REPUBLIKA.CO.ID, JAKARTA -- Kerusuhan sosial pascapemilu dapat saja terjadi jika penyelenggara KPU 2014 terindikasi tidak jujur dan berpihak. Kekhawatiran adanya kecurangan dalam pemilu juga sempat dilontarkan Megawati Soekarnoputri. Sehingga potensi itu harusnya menjadi sistem peringatan dini kepada rakyat dan parpol serta KPU.
Divisi Hukum dan Konstitusi kader dan simpatisan PDI Perjuangan Pro Jokowi (Projo), Fahmi Habsy, menilai, Pemilu 2014 status siaga satu.
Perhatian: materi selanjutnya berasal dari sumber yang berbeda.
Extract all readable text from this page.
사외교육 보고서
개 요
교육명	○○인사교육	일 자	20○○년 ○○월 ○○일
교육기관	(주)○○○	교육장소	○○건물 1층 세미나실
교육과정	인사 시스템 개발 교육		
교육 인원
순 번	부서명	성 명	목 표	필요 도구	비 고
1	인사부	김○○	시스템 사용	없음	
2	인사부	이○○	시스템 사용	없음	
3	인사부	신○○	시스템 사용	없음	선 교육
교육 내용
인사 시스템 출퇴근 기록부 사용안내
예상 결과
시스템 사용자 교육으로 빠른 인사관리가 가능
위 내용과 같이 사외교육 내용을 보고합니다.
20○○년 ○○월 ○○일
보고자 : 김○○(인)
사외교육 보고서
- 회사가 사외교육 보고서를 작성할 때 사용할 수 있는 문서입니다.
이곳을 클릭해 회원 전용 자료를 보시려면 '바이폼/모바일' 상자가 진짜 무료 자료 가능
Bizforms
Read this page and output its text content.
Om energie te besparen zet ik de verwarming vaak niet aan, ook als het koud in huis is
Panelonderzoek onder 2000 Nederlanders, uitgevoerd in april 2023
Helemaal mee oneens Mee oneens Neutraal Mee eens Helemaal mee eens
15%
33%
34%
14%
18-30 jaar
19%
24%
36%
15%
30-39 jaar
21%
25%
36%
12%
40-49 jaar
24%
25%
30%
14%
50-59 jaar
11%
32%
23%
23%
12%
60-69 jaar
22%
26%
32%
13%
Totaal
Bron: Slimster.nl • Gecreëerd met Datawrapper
Apalagi, hasil Pemilu 2009 yang masih meninggalkan jejak kelabu dan kecurigaan sebagian masyarakat hingga hari ini. "Kami meminta komisioner KPU menempatkan kecintaan atas negeri diatas kepentingan pribadi sesaat. Jangan coba-coba bermain api jika tidak ingin terbakar,"ujar inisiator PDI Perjuangan Pro Jokowi (Projo) Fahmi Habsyi kepada ROL, Ahad (2/3).
Ketua Tim Advokasi Pemilu Curang Projo, Sunggul Hamonangan SH menambahkan, sejak awal para kader dan PDIP Pro Jokowi (Projo) menaruh perhatian khusus soal potensi kecurangan Pemilu. Tindaklanjutnya mengajukan gugatan untuk pembatalan terhadap nota kesepahaman KPU-Lembaga Sandi Negara (Lemsaneg) No.19/KB/KPU/2013 dan No.PERJ 400/SU/KH.02.01/09/2013 dalam gugatan Nomor 69 P/HUM/2013 yang didaftarkan 21 Oktober 2013 yang kemudian dibatalkan perjanjian tersebut oleh KPU-Lemsasneg.
Seandainya gugatan tidak segera dilayangkan, katanya, bukan tidak mungkin pihak-pihak ambisius kekuasaan lebih leluasa melakukan kecurangan. Projo meminta elite parpol mencermati dimana KPU akan melakukan perhitungan tabulasi nasional dilaksanakan apakah di tempat netral atau tidak.